= Fritz Holt =

American theatre producer and director (1940–1987)

Fritz Holt (October 9, 1940 - July 14, 1987) was an American theatre producer and director.

Born George William Holt III in San Francisco, Holt was a graduate of the University of Oregon. He began his career as an assistant stage manager at the Mineola Playhouse in Mineola, New York, where he worked until Harold Prince hired him to assistant stage manage the national tour of Cabaret. Holt and Prince later would collaborate on Company and Follies.

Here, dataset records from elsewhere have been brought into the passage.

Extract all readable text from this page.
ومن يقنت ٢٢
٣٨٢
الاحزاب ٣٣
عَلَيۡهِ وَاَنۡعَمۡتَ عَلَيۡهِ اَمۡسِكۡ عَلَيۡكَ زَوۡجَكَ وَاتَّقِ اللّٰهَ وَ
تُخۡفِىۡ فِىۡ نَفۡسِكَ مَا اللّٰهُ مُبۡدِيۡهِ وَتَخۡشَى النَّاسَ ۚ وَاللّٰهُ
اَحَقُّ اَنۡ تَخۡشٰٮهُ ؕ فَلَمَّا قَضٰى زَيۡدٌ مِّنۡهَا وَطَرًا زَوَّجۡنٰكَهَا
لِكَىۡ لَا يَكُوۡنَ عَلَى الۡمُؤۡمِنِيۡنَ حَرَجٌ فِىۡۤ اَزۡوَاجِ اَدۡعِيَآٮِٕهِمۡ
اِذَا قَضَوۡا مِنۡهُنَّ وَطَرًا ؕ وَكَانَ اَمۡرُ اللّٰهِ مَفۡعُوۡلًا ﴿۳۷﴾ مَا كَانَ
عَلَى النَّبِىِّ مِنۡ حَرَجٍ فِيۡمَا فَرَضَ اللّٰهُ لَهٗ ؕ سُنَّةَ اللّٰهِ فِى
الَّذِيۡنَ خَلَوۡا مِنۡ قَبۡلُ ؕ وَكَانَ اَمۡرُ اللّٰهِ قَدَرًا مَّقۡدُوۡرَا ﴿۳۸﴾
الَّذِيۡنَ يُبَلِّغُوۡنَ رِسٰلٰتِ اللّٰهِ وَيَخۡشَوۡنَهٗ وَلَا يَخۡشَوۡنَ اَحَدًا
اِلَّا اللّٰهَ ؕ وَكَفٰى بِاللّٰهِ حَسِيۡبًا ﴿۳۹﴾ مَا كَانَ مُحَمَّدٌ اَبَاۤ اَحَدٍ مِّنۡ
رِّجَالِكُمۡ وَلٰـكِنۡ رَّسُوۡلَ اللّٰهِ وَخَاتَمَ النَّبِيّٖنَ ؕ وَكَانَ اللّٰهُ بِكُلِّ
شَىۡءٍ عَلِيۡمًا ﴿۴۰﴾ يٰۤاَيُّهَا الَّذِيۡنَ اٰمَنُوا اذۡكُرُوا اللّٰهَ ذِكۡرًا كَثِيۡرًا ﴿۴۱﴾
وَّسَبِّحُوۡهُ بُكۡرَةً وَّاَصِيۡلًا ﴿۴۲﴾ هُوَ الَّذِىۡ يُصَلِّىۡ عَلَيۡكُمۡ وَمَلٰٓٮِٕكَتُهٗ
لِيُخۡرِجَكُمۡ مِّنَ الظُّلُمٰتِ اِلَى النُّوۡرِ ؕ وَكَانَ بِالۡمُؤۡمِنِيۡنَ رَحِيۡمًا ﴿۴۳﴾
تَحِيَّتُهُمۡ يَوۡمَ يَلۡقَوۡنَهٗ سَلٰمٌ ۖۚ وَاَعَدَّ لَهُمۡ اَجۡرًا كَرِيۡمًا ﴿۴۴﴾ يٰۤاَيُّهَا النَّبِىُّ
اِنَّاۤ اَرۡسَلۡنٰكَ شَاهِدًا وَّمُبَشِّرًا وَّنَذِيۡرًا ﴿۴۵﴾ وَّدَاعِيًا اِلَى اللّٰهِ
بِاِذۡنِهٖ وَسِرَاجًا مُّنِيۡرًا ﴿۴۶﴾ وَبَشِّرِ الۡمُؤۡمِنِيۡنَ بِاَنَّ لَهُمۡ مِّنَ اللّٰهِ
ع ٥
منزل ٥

Holt's first Broadway credit as a stage manager was the 1969 production of the Arthur Kopit play Indians. His first producing credit was the short-lived 1974 revival of Gypsy starring Angela Lansbury. He helped coordinate Bette Midler's Clams on the Half Shell Revue, but aside from this and a revival of The Royal Family (which won him the Drama Desk Award for Outstanding Revival), he was plagued by a series of flops, including Summer Brave, Platinum, a revival of The Goodbye People, Phyllis Newman's one-woman show The Madwoman of Central Park West, and the Frank Loesser-inspired revue Perfectly Frank (which he directed), until scoring a major hit with La Cage aux Folles in 1983. The production won him the Tony Award for Best Musical.

==Activism==
In 1983, Holt was a main contributor alongside Reverend Mead Miner Bailey to the New York-based AIDS Resource Center for helping youth suffering from HIV/AIDS. The charity renamed Bailey House opened a major residence on Christopher Street to house endangered GLBT youth and families. The residence was renamed Bailey-Holt House in recognition of the two benefactors Reverend Bailey and producer Fritz Holt.

In addition to his Broadway projects, Holt staged the AIDS benefit Best of the Best at the Metropolitan Opera House in 1985.

Holt produced an Actors' Fund benefit commemorating the 100th birthday of George Abbott a month prior to his death from complications from pneumonia as a result of AIDS in Montclair, New Jersey at the age of 46.